While individuals in Maryland and Virginia will have the option of shopping for new plans either on the Obamacare exchanges or the individual market, D.C. residents who get cancellation notices will be forced to purchase insurance on the exchange.

Wednesday, October 23, 2013

With His Premiums More Than Doubling, This Dad Would “Rather File Bankruptcy” Than Deal with Obamacare

Ben, Charla, Chaz, Zane, and Jenna Neptun

Ben Neptun and his wife Charla are “furious” their family’s health insurance premium will be raised from $419 to $899 per month because of Obamacare.
“We will absolutely go in a hole with this change,” Ben said.
Ben, 36, and Charla, 34, are both home health nurses in Mobile, Alabama. They each make about $23 an hour and have spent the last year learning how to budget and recover from debt acquired in previous marriages. With a blended family of five—a 15-year-old, a 2-year-old, and a 10-month-old—Ben said “there’s no room for several hundred dollars extra per month” in their budget.
The Neptun family buys their insurance directly from Blue Cross Blue Shield and spends about $2,000 a year on health care for the family, not including the monthly premium. So when Ben received a letter from Blue Cross explaining health insurance rates were increasing to comply with the new Obamacare regulations, he was angry. The new regulations in Obamacare force healthy families like his to “spend a boatload for nothing,” he explained.
“We’re healthy, non-obese, non-smokers, and on no medication,” Ben said. “I should not have to pay more.”
Ben said if he is forced to spend $500 more per month on insurance, then that’s $500 less that’s going into his family’s basic needs like groceries, savings, and his children’s college funds. He’d “rather file bankruptcy and do without health insurance” because “the fines are less.”

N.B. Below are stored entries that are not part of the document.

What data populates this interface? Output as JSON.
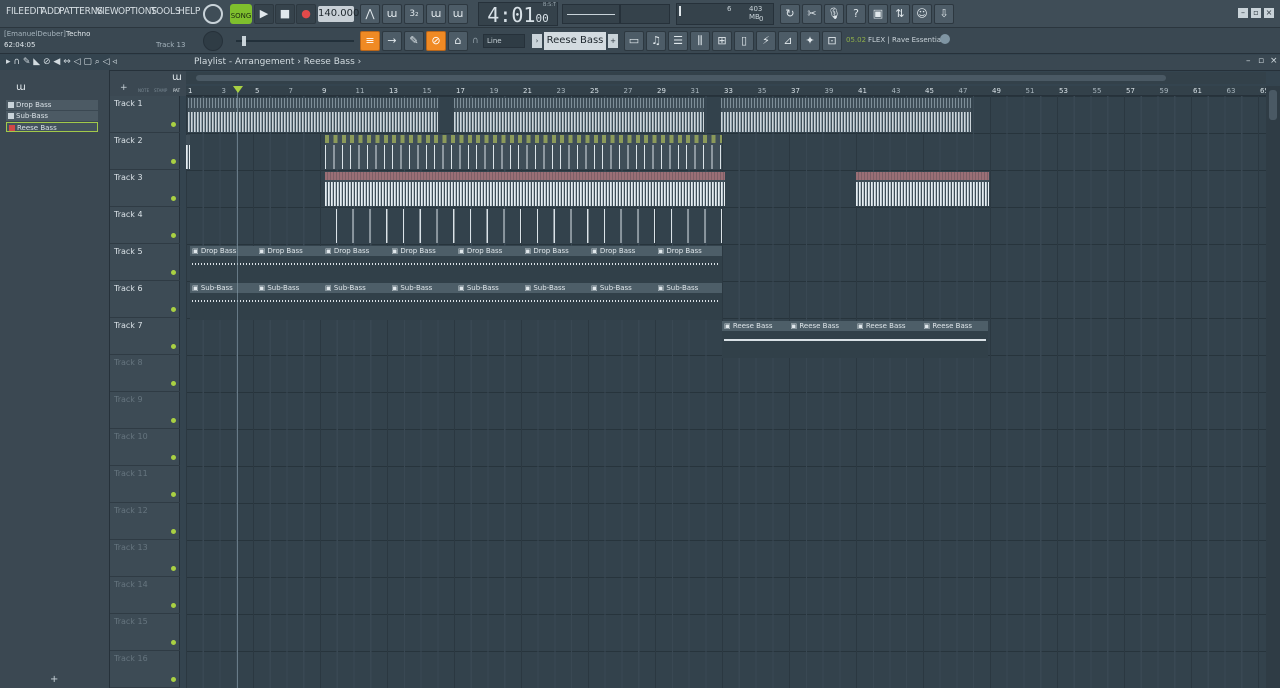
{
  "menu": [
    "FILE",
    "EDIT",
    "ADD",
    "PATTERNS",
    "VIEW",
    "OPTIONS",
    "TOOLS",
    "HELP"
  ],
  "project": {
    "user": "[EmanuelDeuber]",
    "genre": "Techno",
    "time": "62:04:05",
    "hint_track": "Track 13"
  },
  "transport": {
    "mode": "SONG",
    "tempo": "140.000",
    "time_main": "4:01",
    "time_sub": "00",
    "time_label": "B:S:T"
  },
  "meters": {
    "cpu": "6",
    "memory": "403 MB",
    "voices": "0"
  },
  "snap": {
    "mode": "Line"
  },
  "pattern_selector": {
    "value": "Reese Bass"
  },
  "news": {
    "date": "05.02",
    "text": "FLEX | Rave Essentials"
  },
  "playlist": {
    "breadcrumb": "Playlist - Arrangement › Reese Bass ›",
    "tabs": [
      "NOTE",
      "STAMP",
      "PAT"
    ]
  },
  "channels": [
    {
      "name": "Drop Bass",
      "selected": false
    },
    {
      "name": "Sub-Bass",
      "selected": false
    },
    {
      "name": "Reese Bass",
      "selected": true
    }
  ],
  "tracks": [
    "Track 1",
    "Track 2",
    "Track 3",
    "Track 4",
    "Track 5",
    "Track 6",
    "Track 7",
    "Track 8",
    "Track 9",
    "Track 10",
    "Track 11",
    "Track 12",
    "Track 13",
    "Track 14",
    "Track 15",
    "Track 16"
  ],
  "ruler": [
    "1",
    "3",
    "5",
    "7",
    "9",
    "11",
    "13",
    "15",
    "17",
    "19",
    "21",
    "23",
    "25",
    "27",
    "29",
    "31",
    "33",
    "35",
    "37",
    "39",
    "41",
    "43",
    "45",
    "47",
    "49",
    "51",
    "53",
    "55",
    "57",
    "59",
    "61",
    "63",
    "65"
  ],
  "pattern_clips": {
    "drop_bass": "Drop Bass",
    "sub_bass": "Sub-Bass",
    "reese_bass": "Reese Bass"
  }
}
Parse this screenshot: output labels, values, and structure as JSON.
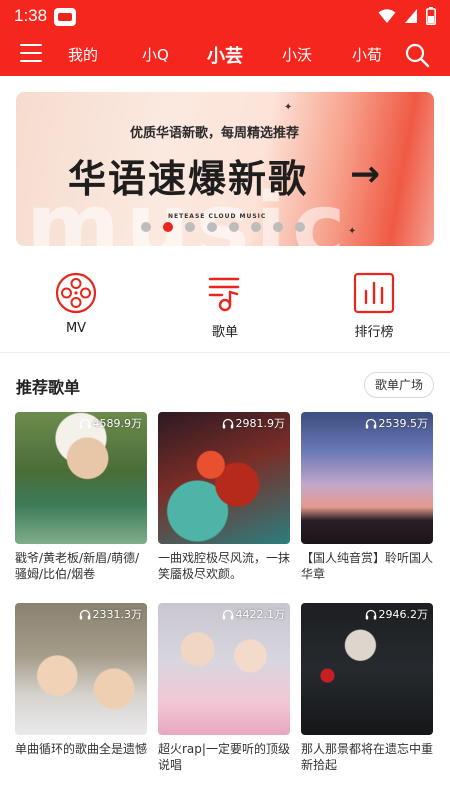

Wednesday, October 2, 2013

Zero Enroll in New LA Plan on Obamacare’s First Day

Louisiana’s top health-insurance provider said that not a single person enrolled in a new health-care plan offered through the Affordable Care Act on its first day.

An executive with Blue Cross Blue Shield of Louisiana told the Times-Picayunethat the agency was unable to sell the plan because customers were unable to access the HealthCare.gov website due to its website’s sluggishness. “It was not as intense as we had anticipated,” the company’s vice president of communication said of the company’s sales. He urged supporters and critics, however, to “take a deep breath and relax” and assured them that the website would eventually allow consumers to enroll in a plan.

According to the newspaper, the company spent $60 million in preparation of the October 1 rollout, but the website continued to stall on the day of its rollout. One interested applicant spent five hours trying to get onto the site, but eventually resorted to calling a customer-service representative and was told she would receive plan options via e-mail.

The other Louisiana companies offering plans available through the Affordable Care Act said they are still waiting on numbers from the program’s first day.